Sunday, August 31, 2025

Hope Yet for Technical Writers, Part II

NBC News offers a glimmer of hope in the increasing artificial intelligencing of our world: Professionals are being called in after the fact to fix the slop the AI clankers produce.

The gist is this: Companies approach AI text or art generators with the idea that these free or exceedingly cheap services can write blog posts or make logos for them and whatnot.

But because artificial intelligence can't really learn the nuance of vibes people want to include in their content, still has no idea when it comes to text in images, and writes hallucinations when it knows it actually knows better.

From the article (emphasis in that last sentence is mine):

"Anyone can now write blog posts, produce a graphic or code an app with a few text prompts, but AI-generated content rarely makes for a satisfactory final product on its own.

The issue has transformed the job market for many gig workers.

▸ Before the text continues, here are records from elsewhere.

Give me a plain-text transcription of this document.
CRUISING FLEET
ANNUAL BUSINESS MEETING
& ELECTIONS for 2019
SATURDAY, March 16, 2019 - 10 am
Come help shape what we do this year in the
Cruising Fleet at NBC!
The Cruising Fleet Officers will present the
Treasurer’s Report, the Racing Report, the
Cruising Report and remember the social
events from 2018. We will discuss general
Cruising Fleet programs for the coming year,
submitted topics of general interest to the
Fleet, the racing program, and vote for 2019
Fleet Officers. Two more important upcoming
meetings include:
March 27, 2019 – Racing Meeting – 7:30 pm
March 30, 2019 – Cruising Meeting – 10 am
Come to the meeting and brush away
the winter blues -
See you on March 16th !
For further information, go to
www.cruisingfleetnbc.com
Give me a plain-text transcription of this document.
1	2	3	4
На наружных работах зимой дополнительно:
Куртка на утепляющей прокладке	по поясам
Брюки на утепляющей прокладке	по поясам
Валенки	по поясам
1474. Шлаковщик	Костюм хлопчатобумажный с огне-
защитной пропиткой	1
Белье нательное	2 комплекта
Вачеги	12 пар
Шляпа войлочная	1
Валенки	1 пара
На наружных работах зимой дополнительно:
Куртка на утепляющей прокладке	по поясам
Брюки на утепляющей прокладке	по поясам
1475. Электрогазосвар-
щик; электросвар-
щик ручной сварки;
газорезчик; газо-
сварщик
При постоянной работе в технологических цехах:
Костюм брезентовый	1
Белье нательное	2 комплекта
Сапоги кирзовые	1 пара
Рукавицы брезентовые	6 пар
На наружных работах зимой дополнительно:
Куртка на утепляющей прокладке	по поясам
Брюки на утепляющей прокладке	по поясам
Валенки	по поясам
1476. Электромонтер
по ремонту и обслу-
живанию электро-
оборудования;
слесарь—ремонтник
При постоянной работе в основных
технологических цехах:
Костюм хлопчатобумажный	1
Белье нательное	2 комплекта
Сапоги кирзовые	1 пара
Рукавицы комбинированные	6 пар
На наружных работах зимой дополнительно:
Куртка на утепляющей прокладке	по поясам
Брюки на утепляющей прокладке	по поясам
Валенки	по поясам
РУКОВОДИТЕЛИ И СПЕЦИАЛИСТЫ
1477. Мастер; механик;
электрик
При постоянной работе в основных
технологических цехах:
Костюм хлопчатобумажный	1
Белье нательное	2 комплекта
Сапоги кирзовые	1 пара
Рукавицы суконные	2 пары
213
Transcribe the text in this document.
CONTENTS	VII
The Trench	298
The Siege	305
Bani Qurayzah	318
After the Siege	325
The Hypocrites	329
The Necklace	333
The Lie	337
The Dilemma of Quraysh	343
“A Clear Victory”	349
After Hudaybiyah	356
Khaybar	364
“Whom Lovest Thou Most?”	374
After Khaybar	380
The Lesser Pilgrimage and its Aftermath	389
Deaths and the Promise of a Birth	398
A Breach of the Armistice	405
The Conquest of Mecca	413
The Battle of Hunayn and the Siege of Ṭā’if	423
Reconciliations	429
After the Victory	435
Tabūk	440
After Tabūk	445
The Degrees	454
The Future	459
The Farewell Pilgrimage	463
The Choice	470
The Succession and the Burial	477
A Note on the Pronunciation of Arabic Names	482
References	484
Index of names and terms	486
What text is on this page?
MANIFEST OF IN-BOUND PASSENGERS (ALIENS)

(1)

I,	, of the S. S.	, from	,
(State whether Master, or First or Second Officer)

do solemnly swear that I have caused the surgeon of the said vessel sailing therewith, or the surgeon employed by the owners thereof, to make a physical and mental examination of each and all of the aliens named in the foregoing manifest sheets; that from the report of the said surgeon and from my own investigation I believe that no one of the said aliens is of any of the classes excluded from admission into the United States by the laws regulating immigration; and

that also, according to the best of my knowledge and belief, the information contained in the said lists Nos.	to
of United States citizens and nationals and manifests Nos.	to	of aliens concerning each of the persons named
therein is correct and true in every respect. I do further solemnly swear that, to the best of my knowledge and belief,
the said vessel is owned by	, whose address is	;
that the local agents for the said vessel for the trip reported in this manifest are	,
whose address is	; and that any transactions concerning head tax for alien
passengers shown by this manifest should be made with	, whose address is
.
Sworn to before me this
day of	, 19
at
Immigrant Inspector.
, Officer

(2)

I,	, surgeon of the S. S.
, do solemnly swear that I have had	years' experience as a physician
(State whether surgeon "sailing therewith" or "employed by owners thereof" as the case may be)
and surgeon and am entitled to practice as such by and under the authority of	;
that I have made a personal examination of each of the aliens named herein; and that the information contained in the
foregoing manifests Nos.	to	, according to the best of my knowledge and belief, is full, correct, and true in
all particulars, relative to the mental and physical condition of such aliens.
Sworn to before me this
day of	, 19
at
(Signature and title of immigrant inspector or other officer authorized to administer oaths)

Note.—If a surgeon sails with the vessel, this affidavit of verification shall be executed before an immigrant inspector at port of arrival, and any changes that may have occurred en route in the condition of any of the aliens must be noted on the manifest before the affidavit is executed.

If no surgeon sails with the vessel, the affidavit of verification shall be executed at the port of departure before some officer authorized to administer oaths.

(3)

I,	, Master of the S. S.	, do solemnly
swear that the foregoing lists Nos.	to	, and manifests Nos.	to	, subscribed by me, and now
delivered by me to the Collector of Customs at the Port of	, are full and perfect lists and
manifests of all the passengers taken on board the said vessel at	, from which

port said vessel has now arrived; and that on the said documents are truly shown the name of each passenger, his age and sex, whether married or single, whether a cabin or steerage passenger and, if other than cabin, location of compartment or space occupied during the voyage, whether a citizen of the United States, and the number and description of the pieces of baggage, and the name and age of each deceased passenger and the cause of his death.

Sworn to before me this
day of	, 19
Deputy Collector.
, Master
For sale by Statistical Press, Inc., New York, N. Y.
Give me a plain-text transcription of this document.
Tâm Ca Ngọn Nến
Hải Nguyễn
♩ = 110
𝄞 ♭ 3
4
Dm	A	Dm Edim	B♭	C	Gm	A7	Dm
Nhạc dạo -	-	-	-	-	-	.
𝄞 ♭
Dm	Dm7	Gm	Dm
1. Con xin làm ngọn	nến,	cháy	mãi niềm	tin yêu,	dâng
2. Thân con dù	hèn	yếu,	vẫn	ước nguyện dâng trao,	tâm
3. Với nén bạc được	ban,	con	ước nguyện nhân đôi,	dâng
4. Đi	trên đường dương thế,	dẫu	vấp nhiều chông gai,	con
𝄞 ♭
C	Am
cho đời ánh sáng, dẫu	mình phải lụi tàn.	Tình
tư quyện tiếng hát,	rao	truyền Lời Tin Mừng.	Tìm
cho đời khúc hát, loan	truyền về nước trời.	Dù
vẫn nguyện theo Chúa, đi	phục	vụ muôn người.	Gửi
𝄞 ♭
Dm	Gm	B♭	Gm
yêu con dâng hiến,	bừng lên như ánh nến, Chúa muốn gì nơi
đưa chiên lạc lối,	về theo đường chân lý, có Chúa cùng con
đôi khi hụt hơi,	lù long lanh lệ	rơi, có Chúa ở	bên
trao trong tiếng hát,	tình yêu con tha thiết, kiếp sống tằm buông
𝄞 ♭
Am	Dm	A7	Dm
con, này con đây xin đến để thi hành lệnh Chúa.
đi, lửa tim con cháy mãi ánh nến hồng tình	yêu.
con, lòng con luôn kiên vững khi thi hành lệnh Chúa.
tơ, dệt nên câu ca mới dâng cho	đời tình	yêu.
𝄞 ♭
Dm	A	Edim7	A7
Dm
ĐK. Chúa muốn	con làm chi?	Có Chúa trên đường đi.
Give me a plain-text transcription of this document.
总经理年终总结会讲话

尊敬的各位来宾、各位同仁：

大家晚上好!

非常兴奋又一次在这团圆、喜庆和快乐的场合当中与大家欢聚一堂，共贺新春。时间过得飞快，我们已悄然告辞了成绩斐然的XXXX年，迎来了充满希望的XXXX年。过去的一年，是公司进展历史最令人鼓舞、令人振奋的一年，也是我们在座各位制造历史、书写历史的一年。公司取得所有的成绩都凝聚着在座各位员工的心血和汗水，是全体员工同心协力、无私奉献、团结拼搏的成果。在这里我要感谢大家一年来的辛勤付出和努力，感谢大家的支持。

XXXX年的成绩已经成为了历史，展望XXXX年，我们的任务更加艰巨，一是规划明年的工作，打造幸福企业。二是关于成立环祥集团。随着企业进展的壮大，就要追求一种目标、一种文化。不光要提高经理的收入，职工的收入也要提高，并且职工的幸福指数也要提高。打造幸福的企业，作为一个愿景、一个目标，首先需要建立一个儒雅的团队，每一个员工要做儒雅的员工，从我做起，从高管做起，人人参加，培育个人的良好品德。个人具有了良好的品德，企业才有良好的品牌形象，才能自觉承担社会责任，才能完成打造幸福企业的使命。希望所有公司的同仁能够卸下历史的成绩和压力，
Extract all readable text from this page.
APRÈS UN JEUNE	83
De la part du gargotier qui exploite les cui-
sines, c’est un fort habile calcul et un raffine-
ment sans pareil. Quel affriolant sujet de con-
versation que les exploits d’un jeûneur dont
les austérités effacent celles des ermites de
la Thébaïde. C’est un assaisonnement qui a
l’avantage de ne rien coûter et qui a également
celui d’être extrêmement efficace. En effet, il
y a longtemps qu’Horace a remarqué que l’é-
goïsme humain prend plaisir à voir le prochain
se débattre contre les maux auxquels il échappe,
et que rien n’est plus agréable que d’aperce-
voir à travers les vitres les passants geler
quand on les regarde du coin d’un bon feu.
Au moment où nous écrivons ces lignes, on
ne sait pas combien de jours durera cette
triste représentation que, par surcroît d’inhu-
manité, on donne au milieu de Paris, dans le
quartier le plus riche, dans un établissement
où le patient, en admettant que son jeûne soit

Despite widespread concern that AI is replacing workers across industries, some are saying they’ve found new work as a result of AI’s incompetencies: Writers are asked to spruce up ChatGPT’s writing. Artists are being hired to patch up wonky AI images. Even software developers are tasked with fixing buggy apps coded by AI assistants.

A recent MIT report found that AI has displaced outsourced workers more than permanent employees. But it also found that 95% of businesses’ generative AI pilots are getting zero return on investment."

Sure, the boosters claim, but AI will continue to get better.

They're probably right. But can't they get better at stuff nobody wants to do, rather than get better at the stuff people enjoy doing, like writing, designing, and such? I know, it's the low-hanging fruit. The tech bros look at AI and think that writing and art and coding are the easiest things for them to accomplish.

Work harder, tech bros. Work harder.


Let humans create. The robots can tap buttons at our command; that's all we really want from robots.